The mean currents ${\overline{j}}_{x,y}$ for a certain magnitude of the momentum $k$, but averaged with respect to $\mathbf{k}$ orientations (see text). (a) Red and black dots correspond to ${\overline{j}}_x\left(\alpha \right)$ and ${\overline{j}}_y\left(\alpha \right)$ current components, respectively, calculated for $A_1=A_2=1$, $k=0.25$, $\theta =\pi /4$, and $\alpha$ changing from 0 to $2\pi$; note that the nodes ${\overline{j}}_x\left(\alpha \right)=0$ and ${\overline{j}}_y\left(\alpha \right)=0$ coincide, giving $\theta =\pi /2+\pi n$ with integer $n$. (b) Red and black dots show the ${\overline{j}}_x\left(\theta \right)$ and ${\overline{j}}_y\left(\theta \right)$ dependence, calculated for $A_1=A_2=1$, $k=0.25$, $\alpha =0$; the nodes ${\overline{j}}_x\left(\theta \right)=0$ and ${\overline{j}}_y\left(\theta \right)=0$ are shifted by $\pi /2$ giving the possibility of having a nonzero $\alpha$ dependence of one current component and zero value of the other component at the points $\theta =\pi n/2$ with integer $n$. An example of such a case is shown in (c) where ${\overline{j}}_x\left(\alpha \right)\ne 0$ and ${\overline{j}}_y\left(\alpha \right)=0$ for $A_1=A_2=1$, $k=0.25$, $\theta =0$.

Figure 4

(a) The two lowest zones of the quasienergy spectrum $\varepsilon (k_x,k_y)$ for a graphene/TI superlattice [Eq. (6)] with $U_0=1$ and spatial period $L=2\pi /\mu =4\pi /3$, i.e., $\mu =1.5$, on application of a monochromatic laser field (7) along the $x$ axis ($\theta =0$) with amplitude $A_1=1$. To highlight the four Dirac points where $\varepsilon =0$, we plot $F=-ln\left[\varepsilon (k_x,k_y)\right]$ for the top energy zone in (b) for the same parameters as in (a) and in (c) for the same parameters as in (a) except for the laser field orientation ($\theta =\pi /2$).

Figure 5

(a) and (b) show the evolution of the locations of the Dirac points for a graphene/TI superlattice when the relative angle $\theta$ of the monochromatic electric laser field [Eq. (7)] and the electrostatic field $\nabla U$ is changed.
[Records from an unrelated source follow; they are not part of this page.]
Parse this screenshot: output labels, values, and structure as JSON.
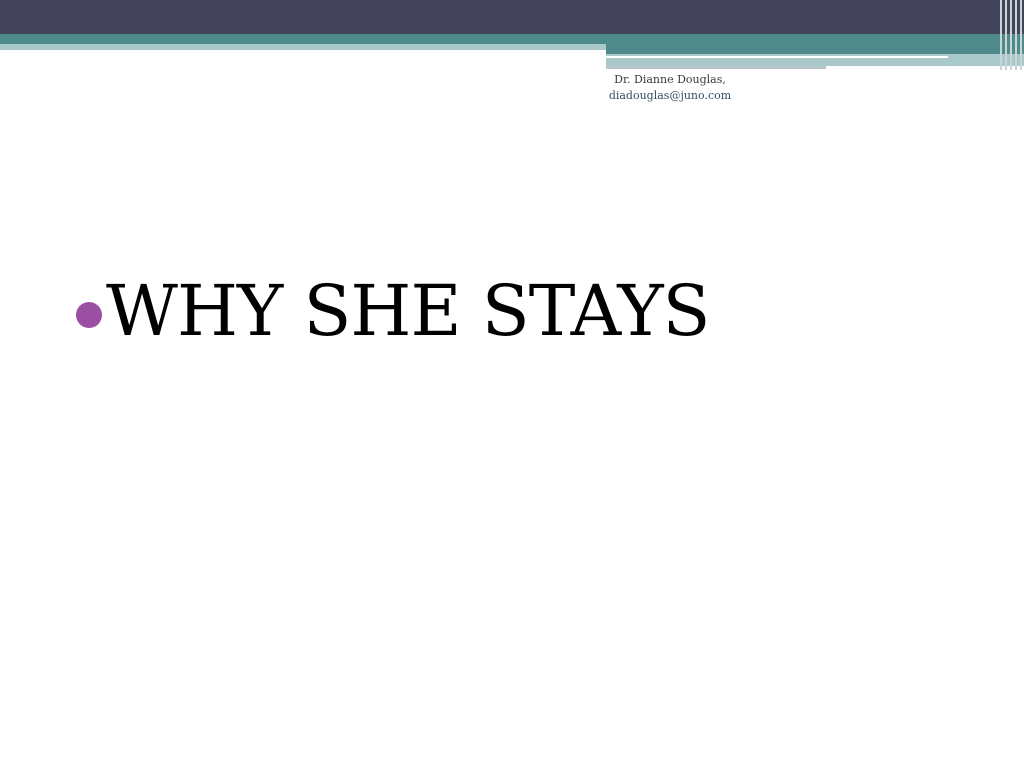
{
  "slide": {
    "author_name": "Dr. Dianne Douglas,",
    "author_email": "diadouglas@juno.com",
    "bullet_text": "WHY SHE STAYS"
  },
  "colors": {
    "header_dark": "#434459",
    "header_teal": "#4f8a8b",
    "header_light": "#a9c8c9",
    "bullet": "#9b4fa3"
  }
}
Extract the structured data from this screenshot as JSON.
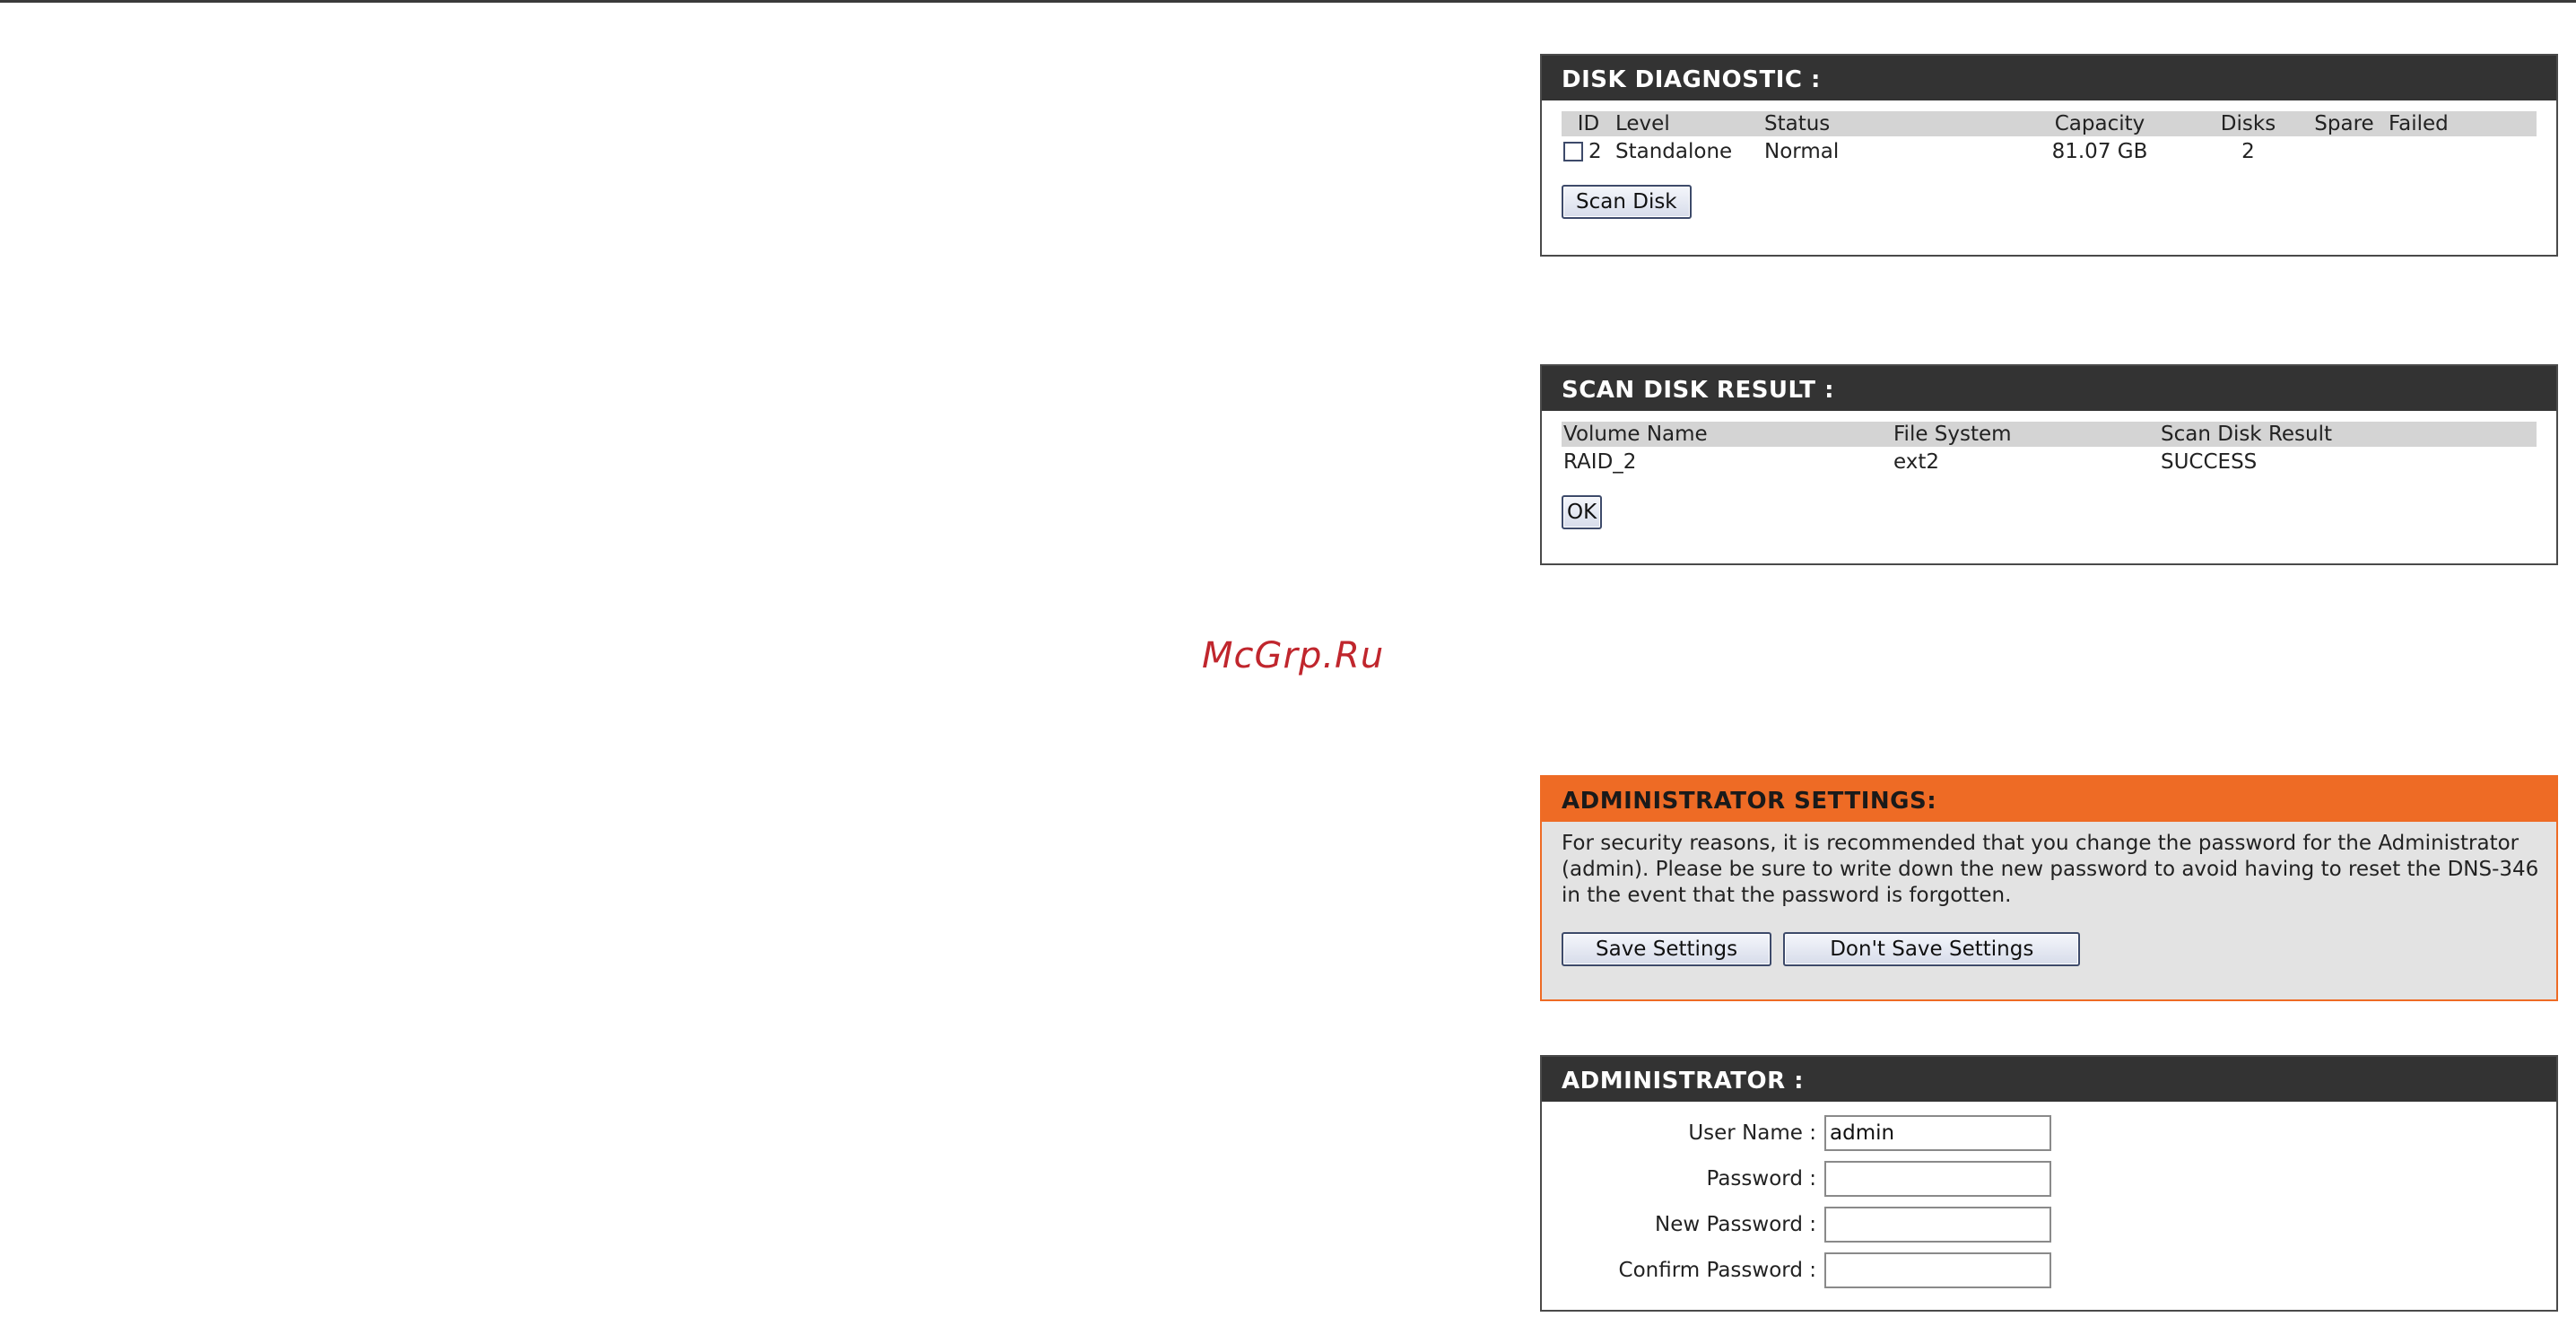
{
  "watermark": "McGrp.Ru",
  "disk_diagnostic": {
    "title": "DISK DIAGNOSTIC :",
    "columns": [
      "ID",
      "Level",
      "Status",
      "Capacity",
      "Disks",
      "Spare",
      "Failed"
    ],
    "rows": [
      {
        "id": "2",
        "level": "Standalone",
        "status": "Normal",
        "capacity": "81.07 GB",
        "disks": "2",
        "spare": "",
        "failed": "",
        "checked": false
      }
    ],
    "scan_button": "Scan Disk"
  },
  "scan_disk_result": {
    "title": "SCAN DISK RESULT :",
    "columns": [
      "Volume Name",
      "File System",
      "Scan Disk Result"
    ],
    "rows": [
      {
        "volume_name": "RAID_2",
        "file_system": "ext2",
        "result": "SUCCESS"
      }
    ],
    "ok_button": "OK"
  },
  "administrator_settings": {
    "title": "ADMINISTRATOR SETTINGS:",
    "description": "For security reasons, it is recommended that you change the password for the Administrator (admin). Please be sure to write down the new password to avoid having to reset the DNS-346 in the event that the password is forgotten.",
    "save_button": "Save Settings",
    "dont_save_button": "Don't Save Settings",
    "accent_color": "#ee6b25"
  },
  "administrator": {
    "title": "ADMINISTRATOR :",
    "fields": {
      "user_name": {
        "label": "User Name :",
        "value": "admin"
      },
      "password": {
        "label": "Password :",
        "value": ""
      },
      "new_password": {
        "label": "New Password :",
        "value": ""
      },
      "confirm_password": {
        "label": "Confirm Password :",
        "value": ""
      }
    }
  }
}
The other parameters are $A_1=1$, $U_0=1$, $\mu =1.5$ for (a) and $\mu =0.5$ for (b); different colors code different angles from blue for $\theta =0$ to yellow for $\theta =2\pi$. (c)–(f) Distribution of the single-particle currents $j_x(k_x,k_y)$ (the left column) and $j_y(k_x,k_y)$ (the right column) for states with a fixed momentum $(k_x,k_y)$ when the monochromatic laser field (7) is applied to a graphene/TI superlattice for all parameters as in (a) while $\theta =0$ for (c), (d) and $\theta =\pi /2$ for (e), (f).

Figure 6

Schematic representation of the photon-shifted Dirac cones for the case of the first- (a) and the second- (b) order resonance approximations for monochromatic laser field $\mathbf{A}=(0,A_{1}cos\omega t)$. The black dots represent the lowest-energy zone. (c) The Dirac points calculated in the first- (red points) and the second- (blue points) order resonance approximations for $\omega =1,A_1=0.5$. The points for $k\approx \omega /2$ for the first- and second-order resonance approximations almost coincide. (d) 3D plot of the logarithm of the lowest-energy zone, $-ln\varepsilon (k_x,k_y)$, for the same parameters as in (c).

Figure 7

(a),(b) Contour plot of the lowest-energy band for a graphene superlattice with spatially periodic potential (6) driven by the monochromatic laser field $\mathbf{A}=(A_{1}cos\theta cos\omega t,A_{1}sin\theta cos\omega t)$, calculated using the spatial second-order resonance approximation (14) for the same parameters as the energy spectrum shown in Fig. 4 for $\theta =\pi /2$ (a) and $\theta =0$ (b). The blue and red small circles show the locations of Dirac points obtained within the spatial first-order and the spatial second-order resonance approximations.